Immune checkpoint inhibitors

Immune checkpoint inhibitors such as CTLA-4 (cytotoxic T-lymphocyte-associated protein 4), PD-1 (programmed cell death protein 1), proteasome, and BCL-2 (B-cell lymphoma 2) inhibitors are new therapies that have been explored in ALL. Pembrolizumab monotherapy has demonstrated limited efficacy in ALL; however, combined with blinatumomab it has yielded promising CR rates of 50% in R/R ALL. Blinatumomab–nivolumab ± ipilimumab has demonstrated high CR rates of 80% in poor-risk R/R CD19⁺ B-ALL. The BCL2 inhibitor venetoclax plus navitoclax and chemotherapy has demonstrated a CR rate of 60% and a 1-year OS rate of 36% in patients with R/R ALL or lymphoblastic lymphoma, as well as a CR rate of 52% in T-ALL. There are several trials currently investigating venetoclax combined with immunotherapies or ponatinib.

The role of HSCT

Allogeneic hematopoietic stem cell transplantation is recommended for adults with R/R disease, MRD-positive disease, or high-risk groups, usually following bridging therapy with an immunotherapy agent to achieve MRD-negativity. Recent studies have shown that combining immunotherapies such as blinatumomab with TKIs in Ph+ ALL could reduce the need for allogeneic hematopoietic stem cell transplantation.

Conclusion

The updated European Society for Medical Oncology clinical guidelines highlight the latest developments and key recommendations for the use of targeted therapies in the management of newly diagnosed and R/R ALL. Rituximab plus intensive chemotherapy remains the standard for newly diagnosed adults with Burkitt leukemia and CD20⁺ B-ALL. Consolidation with blinatumomab and blinatumomab plus TKIs remain efficacious agents for Ph-negative and Ph-positive ALL, respectively, and blinatumomab monotherapy is approved for MRD-positive B-ALL and the first relapse of childhood B-ALL.

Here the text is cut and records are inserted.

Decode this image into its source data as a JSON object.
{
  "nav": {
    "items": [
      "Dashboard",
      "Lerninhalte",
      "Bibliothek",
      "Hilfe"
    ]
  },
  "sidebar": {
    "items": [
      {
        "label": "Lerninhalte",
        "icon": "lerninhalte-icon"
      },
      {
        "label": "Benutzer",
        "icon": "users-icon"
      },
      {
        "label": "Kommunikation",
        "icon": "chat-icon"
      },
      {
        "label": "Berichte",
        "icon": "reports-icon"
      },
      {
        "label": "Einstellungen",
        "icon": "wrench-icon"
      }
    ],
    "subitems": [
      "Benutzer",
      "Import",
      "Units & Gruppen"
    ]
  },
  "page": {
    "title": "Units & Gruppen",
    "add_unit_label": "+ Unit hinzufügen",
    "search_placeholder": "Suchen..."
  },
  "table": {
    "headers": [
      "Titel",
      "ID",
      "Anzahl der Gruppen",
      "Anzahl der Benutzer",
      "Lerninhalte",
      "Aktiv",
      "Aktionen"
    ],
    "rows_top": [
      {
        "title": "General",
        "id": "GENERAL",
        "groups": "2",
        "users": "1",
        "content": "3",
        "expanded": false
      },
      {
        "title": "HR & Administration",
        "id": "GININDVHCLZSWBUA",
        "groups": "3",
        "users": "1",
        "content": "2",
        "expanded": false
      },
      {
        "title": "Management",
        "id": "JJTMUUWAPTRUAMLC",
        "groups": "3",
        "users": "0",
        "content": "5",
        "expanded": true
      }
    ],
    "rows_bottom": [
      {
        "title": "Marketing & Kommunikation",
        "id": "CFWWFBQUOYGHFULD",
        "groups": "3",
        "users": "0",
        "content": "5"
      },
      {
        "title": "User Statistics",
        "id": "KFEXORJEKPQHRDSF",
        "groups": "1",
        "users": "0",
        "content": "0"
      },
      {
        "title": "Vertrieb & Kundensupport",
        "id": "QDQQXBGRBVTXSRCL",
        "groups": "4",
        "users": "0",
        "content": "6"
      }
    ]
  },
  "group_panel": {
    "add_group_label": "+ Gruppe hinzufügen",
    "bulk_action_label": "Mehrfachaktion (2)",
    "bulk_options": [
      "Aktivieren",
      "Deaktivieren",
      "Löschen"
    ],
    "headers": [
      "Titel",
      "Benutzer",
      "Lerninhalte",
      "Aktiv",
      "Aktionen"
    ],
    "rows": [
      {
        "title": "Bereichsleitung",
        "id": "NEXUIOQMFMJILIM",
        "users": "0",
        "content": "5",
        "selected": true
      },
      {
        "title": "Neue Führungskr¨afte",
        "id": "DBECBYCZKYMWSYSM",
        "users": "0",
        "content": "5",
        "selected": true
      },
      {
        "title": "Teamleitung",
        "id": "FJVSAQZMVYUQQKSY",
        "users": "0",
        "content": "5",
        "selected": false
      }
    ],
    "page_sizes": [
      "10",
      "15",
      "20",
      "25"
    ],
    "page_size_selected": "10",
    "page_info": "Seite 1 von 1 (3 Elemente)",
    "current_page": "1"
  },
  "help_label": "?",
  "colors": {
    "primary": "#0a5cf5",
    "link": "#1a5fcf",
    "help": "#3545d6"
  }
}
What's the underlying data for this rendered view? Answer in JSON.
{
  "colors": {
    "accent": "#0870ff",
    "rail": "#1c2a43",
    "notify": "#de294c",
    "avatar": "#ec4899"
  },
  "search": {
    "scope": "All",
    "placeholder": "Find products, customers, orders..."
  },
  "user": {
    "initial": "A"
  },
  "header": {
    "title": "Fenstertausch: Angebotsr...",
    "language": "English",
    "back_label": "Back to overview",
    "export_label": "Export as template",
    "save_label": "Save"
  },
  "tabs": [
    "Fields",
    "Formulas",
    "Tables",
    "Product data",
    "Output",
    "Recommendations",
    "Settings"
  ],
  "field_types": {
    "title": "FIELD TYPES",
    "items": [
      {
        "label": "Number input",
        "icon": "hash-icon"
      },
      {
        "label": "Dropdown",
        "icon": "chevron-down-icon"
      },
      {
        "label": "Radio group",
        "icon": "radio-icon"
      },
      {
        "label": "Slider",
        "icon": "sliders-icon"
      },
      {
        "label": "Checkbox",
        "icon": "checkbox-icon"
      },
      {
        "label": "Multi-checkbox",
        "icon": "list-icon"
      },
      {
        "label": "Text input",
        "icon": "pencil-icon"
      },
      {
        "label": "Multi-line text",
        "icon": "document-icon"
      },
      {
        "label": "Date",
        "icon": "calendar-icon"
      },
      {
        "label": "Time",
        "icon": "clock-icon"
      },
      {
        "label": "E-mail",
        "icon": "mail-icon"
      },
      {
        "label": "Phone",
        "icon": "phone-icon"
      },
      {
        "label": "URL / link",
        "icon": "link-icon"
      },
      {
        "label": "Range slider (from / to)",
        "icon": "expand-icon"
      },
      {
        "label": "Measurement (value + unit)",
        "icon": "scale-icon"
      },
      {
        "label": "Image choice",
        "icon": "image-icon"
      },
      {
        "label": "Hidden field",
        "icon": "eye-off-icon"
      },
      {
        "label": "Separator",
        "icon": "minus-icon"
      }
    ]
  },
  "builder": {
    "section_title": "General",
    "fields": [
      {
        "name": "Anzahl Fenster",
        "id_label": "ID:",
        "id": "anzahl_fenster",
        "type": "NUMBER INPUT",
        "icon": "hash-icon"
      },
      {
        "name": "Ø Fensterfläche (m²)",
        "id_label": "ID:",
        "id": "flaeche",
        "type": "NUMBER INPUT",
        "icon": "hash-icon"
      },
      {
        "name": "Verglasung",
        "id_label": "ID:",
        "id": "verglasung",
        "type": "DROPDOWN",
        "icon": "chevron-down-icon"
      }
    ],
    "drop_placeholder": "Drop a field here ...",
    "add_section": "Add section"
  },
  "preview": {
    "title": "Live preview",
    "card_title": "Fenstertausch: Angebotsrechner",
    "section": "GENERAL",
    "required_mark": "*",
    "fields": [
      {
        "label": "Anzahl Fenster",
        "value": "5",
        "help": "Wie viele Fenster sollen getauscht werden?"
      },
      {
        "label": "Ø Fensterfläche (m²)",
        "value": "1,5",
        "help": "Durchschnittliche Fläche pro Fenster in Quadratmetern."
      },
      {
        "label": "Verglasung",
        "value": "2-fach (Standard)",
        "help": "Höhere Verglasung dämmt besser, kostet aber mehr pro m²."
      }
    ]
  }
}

InO combined with low-intensity chemotherapy are promising regimens for elderly patients with newly diagnosed B-ALL, and InO monotherapy is recommended in patients with R/R ALL with no prior liver disease. CAR T-cell therapies have shown remarkable success in R/R settings, and hematopoietic stem cell transplantation is a recommended curative option for R/R or MRD-positive disease, or high-risk patients following bridging with an immunotherapy agent. Immune checkpoint inhibitors are a recent area of targeted therapies currently being explored that could be promising when combined with immunotherapies.

Despite the advancements in targeted therapies, there is still a need to understand the optimal combination and sequencing of the available targeted therapies, and for more effective therapies for specific subtypes of ALL, such as early T-cell ALL and Ph-like ALL.